Early STEM Learning: 4 ‘Things to Know’

Early STEM Learning: 4 ‘Things to Know’

This week we highlighted tips to introduce preschoolers and infants to early STEM learning — that’s science, technology, engineering and mathematics.

Today we continue down the path, because as Dr. Elisabeth McClure, lead author on the 2017 report “STEM Starts Early: Grounding science, technology, engineering, and math education in early childhood,” wrote in Common Sense Educator:”There are lots of common misconceptions about how young children engage in STEM learning — and that’s important, because adults’ attitudes about STEM learning profoundly influence children’s own beliefs about STEM learning, as well as their abilities.”

As the STEM Starts Early report notes:

Whether it is gardening, building forts, stacking blocks, playing at the water table, or lining up by height in the classroom, children demonstrate a clear readiness to engage in STEM learning early in life.”

It continues: “And research from several disciplines is converging to show the importance of a new national commitment to early learning generally. Brain and skills-building experiences early in life are critical for child development, and high-quality early STEM experiences can support children’s growth across areas as diverse as executive function and literacy development.”

Early STEM Learning Tips

Dr. McClure distilled much of the report into accessible tips: “4 Things Everyone Should Know About Early STEM Learning.” These include:

1) STEM benefits all children, regardless of their innate abilities or backgrounds

Research: “As we learn new skills, our brains weave skill strands into ropes we can use to solve problems, meet challenges, and, in turn, acquire new skills.

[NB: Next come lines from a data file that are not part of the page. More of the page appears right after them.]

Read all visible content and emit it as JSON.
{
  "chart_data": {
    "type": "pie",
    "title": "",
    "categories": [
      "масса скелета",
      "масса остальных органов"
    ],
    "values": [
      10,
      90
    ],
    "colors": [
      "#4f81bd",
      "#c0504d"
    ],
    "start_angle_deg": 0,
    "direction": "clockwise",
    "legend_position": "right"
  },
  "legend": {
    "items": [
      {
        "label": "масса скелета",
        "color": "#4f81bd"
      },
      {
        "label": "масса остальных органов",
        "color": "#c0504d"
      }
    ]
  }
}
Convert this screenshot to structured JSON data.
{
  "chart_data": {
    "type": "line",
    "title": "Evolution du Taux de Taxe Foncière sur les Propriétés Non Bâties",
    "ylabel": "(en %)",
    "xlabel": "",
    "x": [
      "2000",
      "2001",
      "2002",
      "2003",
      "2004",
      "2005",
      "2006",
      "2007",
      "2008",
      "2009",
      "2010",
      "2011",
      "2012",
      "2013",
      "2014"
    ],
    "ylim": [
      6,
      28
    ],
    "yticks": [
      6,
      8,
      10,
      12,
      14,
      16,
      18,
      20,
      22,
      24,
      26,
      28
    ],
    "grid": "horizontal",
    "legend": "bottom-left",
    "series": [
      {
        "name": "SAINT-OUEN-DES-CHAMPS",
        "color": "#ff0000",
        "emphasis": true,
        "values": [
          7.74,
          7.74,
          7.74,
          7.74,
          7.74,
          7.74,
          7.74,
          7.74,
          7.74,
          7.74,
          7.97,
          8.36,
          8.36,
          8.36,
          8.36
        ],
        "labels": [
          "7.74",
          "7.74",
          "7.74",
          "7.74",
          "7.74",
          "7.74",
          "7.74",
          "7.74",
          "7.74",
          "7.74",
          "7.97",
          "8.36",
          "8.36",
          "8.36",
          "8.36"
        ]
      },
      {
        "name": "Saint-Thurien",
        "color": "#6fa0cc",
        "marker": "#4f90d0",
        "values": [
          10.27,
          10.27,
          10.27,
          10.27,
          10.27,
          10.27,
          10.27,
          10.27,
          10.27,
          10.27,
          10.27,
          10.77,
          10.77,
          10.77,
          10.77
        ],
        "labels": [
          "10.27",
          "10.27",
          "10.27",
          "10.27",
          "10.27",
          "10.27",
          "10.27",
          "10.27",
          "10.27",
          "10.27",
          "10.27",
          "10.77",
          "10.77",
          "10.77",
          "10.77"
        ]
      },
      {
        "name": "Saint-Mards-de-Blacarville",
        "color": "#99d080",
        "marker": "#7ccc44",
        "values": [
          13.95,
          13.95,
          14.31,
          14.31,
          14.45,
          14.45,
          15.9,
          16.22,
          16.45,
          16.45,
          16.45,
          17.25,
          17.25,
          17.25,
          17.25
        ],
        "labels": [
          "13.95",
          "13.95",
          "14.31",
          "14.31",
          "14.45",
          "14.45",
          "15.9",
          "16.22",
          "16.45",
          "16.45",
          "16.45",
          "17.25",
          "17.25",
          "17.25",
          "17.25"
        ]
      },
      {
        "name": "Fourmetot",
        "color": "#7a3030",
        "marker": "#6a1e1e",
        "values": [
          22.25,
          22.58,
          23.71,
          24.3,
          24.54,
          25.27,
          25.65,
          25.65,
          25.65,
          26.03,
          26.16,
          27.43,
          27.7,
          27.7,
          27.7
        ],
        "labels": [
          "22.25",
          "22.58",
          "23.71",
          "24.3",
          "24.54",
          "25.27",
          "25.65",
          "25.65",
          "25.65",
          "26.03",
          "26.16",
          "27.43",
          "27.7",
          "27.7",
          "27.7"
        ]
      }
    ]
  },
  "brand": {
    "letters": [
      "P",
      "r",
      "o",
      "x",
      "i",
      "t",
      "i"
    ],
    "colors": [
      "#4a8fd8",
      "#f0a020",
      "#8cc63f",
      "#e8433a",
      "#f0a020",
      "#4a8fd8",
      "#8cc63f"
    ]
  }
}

STEM skills are vital in many kinds of skill ropes: When kids have opportunities to collect evidence and solve scientific problems, they build strong ropes that can be used in many ways, both now and later in life.”

Tip: Dr. McClure offers ideas to add to an existing curriculum, or if that’s a challenge, working STEM into regular interactions with children.

2) Children are born scientists and need adult support to realize and expand their natural STEM capacities

Research: “Researchers have documented children conducting systematic experiments as early as the first year of life! For example, babies, only hours after birth, experiment with cause and effect as they realize that putting their own thumbs in their mouths makes them feel better; toddlers push their sippy cups off the edges of their high chairs over and over and over again to test the limits of gravity; and preschoolers are eager to understand why their clothes no longer fit (life sciences) and are obsessed with the fair distribution of communal snacks (math).”

Tip: “Adults can encourage children’s STEM engagement by noticing when it’s already taking place, realizing that the child is not only capable of attaining the goal (getting the object) but also of meeting the challenge (solving the problem) with your support, and then taking advantage of that opportunity by engaging the child in an interaction that encourages their scientific inquiry. STEM learning moments aren’t only for special activities; they happen all the time, everywhere.”

3) Children need STEM immersion as early as possible to gain STEM fluency

Research: “Research shows that just as people need to be immersed in a language to become fluent, children, too, need to be given many opportunities in many different settings to become fluent in STEM subjects.”

Tip: “To bridge informal and formal learning, educators can encourage parent and family engagement in STEM learning. Parents, as long-term influences in children’s lives, can help them make connections between in-school and out-of-school STEM learning, as well as among their learning experiences over time.”

4) Parent and teacher attitudes are incredibly influential for children’s STEM outcomes

Research: “One of the most important things adults can do is model genuine engagement and curiosity about the world around them. By asking questions and demonstrating wonder, by taking the role of co-learner and guide, and by encouraging children’s own curiosity, you are instilling in them the motivation to explore and experiment.”

Tip: “Support your own and parents’ confidence as STEM guides by taking advantage of some of the free resources available online. Common Sense Education has reviewed a number of terrific tools for early STEM learning, which they’ve collected in their list Best Picks for Early Childhood STEM Learning.”